Awesome! Who ever does the heads can fix exhaust studs that are stuck.... Since youre doing a rebuild anyway there's not much to worry about since it's all going to be brand new. When it's coming apart on the stand more pics and updates will be in order!

Dan in Pasadena 02-23-2005 05:18 PM

More pix please.

jwmc1 02-23-2005 06:27 PM

Quote:

Originally posted by wilke3169
Engine is now on the stand. Exhaust removal tonight I hope.
Did you use the special tool to hold th eengine on the stand, or the universal stand that comes on stand?

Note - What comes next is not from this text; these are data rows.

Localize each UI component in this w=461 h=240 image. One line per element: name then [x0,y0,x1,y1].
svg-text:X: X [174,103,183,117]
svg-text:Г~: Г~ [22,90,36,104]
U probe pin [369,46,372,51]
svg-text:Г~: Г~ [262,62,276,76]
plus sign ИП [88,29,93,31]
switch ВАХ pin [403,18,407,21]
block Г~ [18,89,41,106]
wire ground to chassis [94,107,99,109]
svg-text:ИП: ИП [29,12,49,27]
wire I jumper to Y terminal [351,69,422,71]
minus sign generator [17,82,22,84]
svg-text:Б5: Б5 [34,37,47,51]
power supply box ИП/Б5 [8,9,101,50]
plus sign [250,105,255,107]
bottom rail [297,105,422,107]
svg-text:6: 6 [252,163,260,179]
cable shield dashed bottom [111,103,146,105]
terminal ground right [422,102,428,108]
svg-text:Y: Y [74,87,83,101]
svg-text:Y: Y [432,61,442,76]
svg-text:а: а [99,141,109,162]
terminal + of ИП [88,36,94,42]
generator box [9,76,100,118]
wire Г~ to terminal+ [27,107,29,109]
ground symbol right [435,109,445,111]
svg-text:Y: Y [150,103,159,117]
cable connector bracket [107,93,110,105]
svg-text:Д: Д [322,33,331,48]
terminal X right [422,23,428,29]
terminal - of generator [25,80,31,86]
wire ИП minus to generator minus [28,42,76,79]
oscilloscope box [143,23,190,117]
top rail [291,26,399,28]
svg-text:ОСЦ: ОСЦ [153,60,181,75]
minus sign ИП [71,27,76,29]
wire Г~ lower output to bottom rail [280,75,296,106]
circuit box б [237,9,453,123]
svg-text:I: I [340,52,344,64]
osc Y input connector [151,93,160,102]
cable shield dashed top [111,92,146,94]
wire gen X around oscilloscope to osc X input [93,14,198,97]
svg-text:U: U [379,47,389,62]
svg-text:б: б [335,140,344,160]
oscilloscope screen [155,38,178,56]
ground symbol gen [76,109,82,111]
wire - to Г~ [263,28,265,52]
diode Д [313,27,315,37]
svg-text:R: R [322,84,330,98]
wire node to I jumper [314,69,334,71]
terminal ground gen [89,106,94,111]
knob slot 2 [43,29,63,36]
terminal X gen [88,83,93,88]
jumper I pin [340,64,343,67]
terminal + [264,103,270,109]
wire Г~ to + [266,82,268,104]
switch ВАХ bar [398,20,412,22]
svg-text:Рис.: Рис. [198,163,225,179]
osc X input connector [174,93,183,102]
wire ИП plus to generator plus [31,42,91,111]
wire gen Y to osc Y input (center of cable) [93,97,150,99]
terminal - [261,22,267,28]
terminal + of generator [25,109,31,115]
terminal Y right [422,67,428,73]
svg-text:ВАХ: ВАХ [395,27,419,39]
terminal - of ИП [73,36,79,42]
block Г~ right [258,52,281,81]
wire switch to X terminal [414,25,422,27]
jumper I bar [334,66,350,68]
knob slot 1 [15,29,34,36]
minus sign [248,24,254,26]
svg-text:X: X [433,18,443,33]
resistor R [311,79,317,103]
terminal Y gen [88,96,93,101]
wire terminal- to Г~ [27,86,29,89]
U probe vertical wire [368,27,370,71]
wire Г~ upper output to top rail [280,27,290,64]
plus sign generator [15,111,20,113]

Tim Stevens 02-23-2005 08:49 PM

I would love to be updated on this as well. I just put my engine back into my car and noticed my Flywheel seal leaking. I am participating in a DE in March and do not have time before then to drop it again. I am going to change out the clutch when I do it next time and would like to do it as you are to save time. Thanks - Tim

wilke3169 02-24-2005 03:25 AM

Hope to have more pix today. I did use the special stand adapter with the 1000 lb. stand from Harbor freight. It was on sale for 39.99 and for my limited use that is all I should need. I did get the final exhaust nut off last night. I am now waiting for the cam nut tools. I know I should have ordered them before but I didn't so, I wait. Of course there is still tons to do away but we all want to take the engine apart and clean later. Disassembly is the fun part. I removed the air injection last night this went extremely easy. Not sure of the metal combination but there was not a problem for those who are considering removing and plugging these ports.
Tim, I can only speak about removing the engine obviously but it was easy for me to drop engine only working alone. The opinions are pretty equal on which is easier and I may find that the reinstall is tough with the tranny still in the car but that is a ways away.
The photo attached shows the area around #3 intake. It appears a critter made this his home at some point in time. Not much but when you look down into the fins it is apparent how much airflow was lost on this cylinder.http://forums.pelicanparts.com/uploa...1109247884.jpg

hkspwrsche 02-25-2005 12:07 PM

any updates, kev.?

wilke3169 03-01-2005 06:50 PM

OK the importance of the right tool for the job.Nothing broken but... I am replacing the CV Joints/Axles while I'm in there. Started removing the CV bolts with an allen wrench which worked fine on the first 6 bolts I attempted. The 7th felt stripped so I attempted with 6 point star drive which still didnt work. I then found the 12 point star drive. THe balance of the bolts came out with no problem whatsoever. The 12 point fits like, well, like it is the right tool for the job. I also spent some time beginning the engine compartment cleanup. The delay in engine disassemly was because I waited to order Cam Nut tools until I saw the nut and shaft end. was 99% sure it would be as expected and it was but I didnt want to order the wrong tool. Again The right tool for the job. I was scared to death about these nuts being stubborn. They came off completely without incident. I am now down to the engine short block with P & C still in place. I will remove them tomorrow. there is cross hatching still visable on the cylinder walls after 170,000 miles. It appears the exhaust valves on #1 & #2 may have contacted the pistons at some point. The is a mark in the top of These pistons. Don't think the piston is damaged but this may help explain the tick that this engine had. Just guessing of course, expect to find something funny with the valves.